Database Migration Patterns

Migration Locations

MySQL: apps/opik-backend/src/main/resources/liquibase/db-app-state/migrations/
ClickHouse: apps/opik-backend/src/main/resources/liquibase/db-app-analytics/migrations/

Table Naming

Always use plural names for database tables: traces, spans, feedback_scores, datasets, experiments (not trace, span, feedback_score).

Liquibase Format

sql

--liquibase formatted sql
--changeset author:000001_description
--comment: Brief description of the migration

-- Your SQL here

Always end with empty line.

MySQL Migration Example

sql

--liquibase formatted sql
--changeset john.doe:000001_add_user_table
--comment: Create users table with authentication fields

CREATE TABLE users (
    id VARCHAR(36) PRIMARY KEY,
    name VARCHAR(255) NOT NULL,
    email VARCHAR(255) NOT NULL,
    created_at TIMESTAMP DEFAULT CURRENT_TIMESTAMP,
    updated_at TIMESTAMP DEFAULT CURRENT_TIMESTAMP ON UPDATE CURRENT_TIMESTAMP
);

-- Index for email lookups (frequent login queries)
CREATE INDEX idx_users_email ON users(email);

ClickHouse Migration Example

sql

--liquibase formatted sql
--changeset john.doe:000001_add_analytics_table
--comment: Create analytics events table

CREATE TABLE IF NOT EXISTS analytics_events ON CLUSTER '{cluster}' (
    id              FixedString(36),
    workspace_id    String,
    event_type      Enum8('unknown' = 0, 'view' = 1, 'click' = 2),
    created_at      DateTime64(9, 'UTC') DEFAULT now64(9),
    last_updated_at DateTime64(6, 'UTC') DEFAULT now64(6)
)
ENGINE = ReplicatedReplacingMergeTree(
    '/clickhouse/tables/{shard}/${ANALYTICS_DB_DATABASE_NAME}/analytics_events',
    '{replica}',
    last_updated_at
)
ORDER BY (workspace_id, event_type, id);

Rollback: Additive vs In-Place Changes

The kind of change decides whether a rollback is allowed:

Additive / structural changes → provide a rollback that undoes them (new table → DROP TABLE, new column → DROP COLUMN, new index → DROP INDEX).
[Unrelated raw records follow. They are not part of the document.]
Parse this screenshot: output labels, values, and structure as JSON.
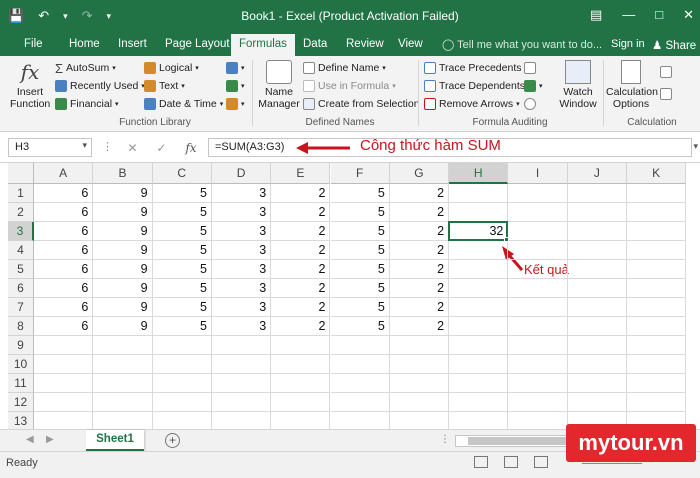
{
  "title_bar": {
    "title": "Book1 - Excel (Product Activation Failed)"
  },
  "tabs": {
    "file": "File",
    "home": "Home",
    "insert": "Insert",
    "page_layout": "Page Layout",
    "formulas": "Formulas",
    "data": "Data",
    "review": "Review",
    "view": "View",
    "tell_me": "Tell me what you want to do...",
    "sign_in": "Sign in",
    "share": "Share"
  },
  "ribbon": {
    "insert_function": "Insert Function",
    "autosum": "AutoSum",
    "recently_used": "Recently Used",
    "financial": "Financial",
    "logical": "Logical",
    "text": "Text",
    "date_time": "Date & Time",
    "function_library": "Function Library",
    "name_manager": "Name Manager",
    "define_name": "Define Name",
    "use_in_formula": "Use in Formula",
    "create_from_selection": "Create from Selection",
    "defined_names": "Defined Names",
    "trace_precedents": "Trace Precedents",
    "trace_dependents": "Trace Dependents",
    "remove_arrows": "Remove Arrows",
    "formula_auditing": "Formula Auditing",
    "watch_window": "Watch Window",
    "calculation_options": "Calculation Options",
    "calculation": "Calculation"
  },
  "formula_bar": {
    "name_box": "H3",
    "formula": "=SUM(A3:G3)",
    "fx": "fx"
  },
  "sheet": {
    "columns": [
      "A",
      "B",
      "C",
      "D",
      "E",
      "F",
      "G",
      "H",
      "I",
      "J",
      "K"
    ],
    "rows": [
      "1",
      "2",
      "3",
      "4",
      "5",
      "6",
      "7",
      "8",
      "9",
      "10",
      "11",
      "12",
      "13"
    ],
    "data": [
      [
        "6",
        "9",
        "5",
        "3",
        "2",
        "5",
        "2"
      ],
      [
        "6",
        "9",
        "5",
        "3",
        "2",
        "5",
        "2"
      ],
      [
        "6",
        "9",
        "5",
        "3",
        "2",
        "5",
        "2"
      ],
      [
        "6",
        "9",
        "5",
        "3",
        "2",
        "5",
        "2"
      ],
      [
        "6",
        "9",
        "5",
        "3",
        "2",
        "5",
        "2"
      ],
      [
        "6",
        "9",
        "5",
        "3",
        "2",
        "5",
        "2"
      ],
      [
        "6",
        "9",
        "5",
        "3",
        "2",
        "5",
        "2"
      ],
      [
        "6",
        "9",
        "5",
        "3",
        "2",
        "5",
        "2"
      ]
    ],
    "result_value": "32",
    "active_cell": "H3"
  },
  "annotations": {
    "formula_note": "Công thức hàm SUM",
    "result_note": "Kết quả",
    "color": "#c8151d"
  },
  "sheet_tab": {
    "name": "Sheet1"
  },
  "status": {
    "text": "Ready"
  },
  "watermark": {
    "text": "mytour.vn"
  },
  "colors": {
    "excel_green": "#217346"
  }
}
Dropping what was just added is safe.
In-place changes to an existing column → rollback MUST be empty (--rollback empty): enum modify/rename, type or precision changes, default/codec changes. Reverting them (1) often reintroduces the bug the migration fixed, and (2) is lossy or fails once new data is written under the new definition — they are effectively irreversible.

sql

-- ✅ Additive change → real rollback
ALTER TABLE events ON CLUSTER '{cluster}' ADD COLUMN IF NOT EXISTS source String DEFAULT '';
--rollback ALTER TABLE events ON CLUSTER '{cluster}' DROP COLUMN IF EXISTS source;

-- ✅ In-place enum change → empty rollback
ALTER TABLE events ON CLUSTER '{cluster}' MODIFY COLUMN level Enum8('TRACE' = 0, 'INFO' = 2, 'WARN' = 3, 'ERROR' = 4);
--rollback empty

-- ❌ In-place enum change → reverting reintroduces the old (buggy) label and breaks rows already written
--rollback ALTER TABLE events ON CLUSTER '{cluster}' MODIFY COLUMN level Enum8('TRACE' = 0, 'INFO' = 2, 'WARM' = 3, 'ERROR' = 4);

Always declare an intentionally empty rollback explicitly as --rollback empty (see 000029_add_thread_enum_value_to_feedback_scores.sql) — never just omit it.

Rollback Dependency Order

Rollback statements run in the order they appear. When columns have dependencies (e.g. a MATERIALIZED column that references another column), drop dependent columns first — the reverse of creation order.

sql

-- Forward: create base column, then materialized column
ALTER TABLE t ADD COLUMN IF NOT EXISTS description String DEFAULT '';
ALTER TABLE t ADD COLUMN IF NOT EXISTS description_hash UInt64 MATERIALIZED xxHash64(description);

-- ❌ BAD - drops base column before its dependent materialized column
--rollback ALTER TABLE t DROP COLUMN IF EXISTS description;
--rollback ALTER TABLE t DROP COLUMN IF EXISTS description_hash;

-- ✅ GOOD - drops materialized (dependent) column first, then base column
--rollback ALTER TABLE t DROP COLUMN IF EXISTS description_hash;
--rollback ALTER TABLE t DROP COLUMN IF EXISTS description;

This applies to any dependency chain: MATERIALIZED, ALIAS, indexes referencing columns, etc.

ClickHouse Gotchas

Always use ON CLUSTER '{cluster}' for distributed operations
Engine: Use ReplicatedReplacingMergeTree for deduplication, ReplicatedMergeTree for audit/logs
ORDER BY: Include workspace_id first, then logical groupings

Index Comments

Always explain why an index exists:

sql

-- ❌ BAD - No explanation
CREATE INDEX idx_users_created_at ON users(created_at);

-- ✅ GOOD - Explains purpose
-- Index for user registration analytics (used in monthly reports)
CREATE INDEX idx_users_created_at ON users(created_at);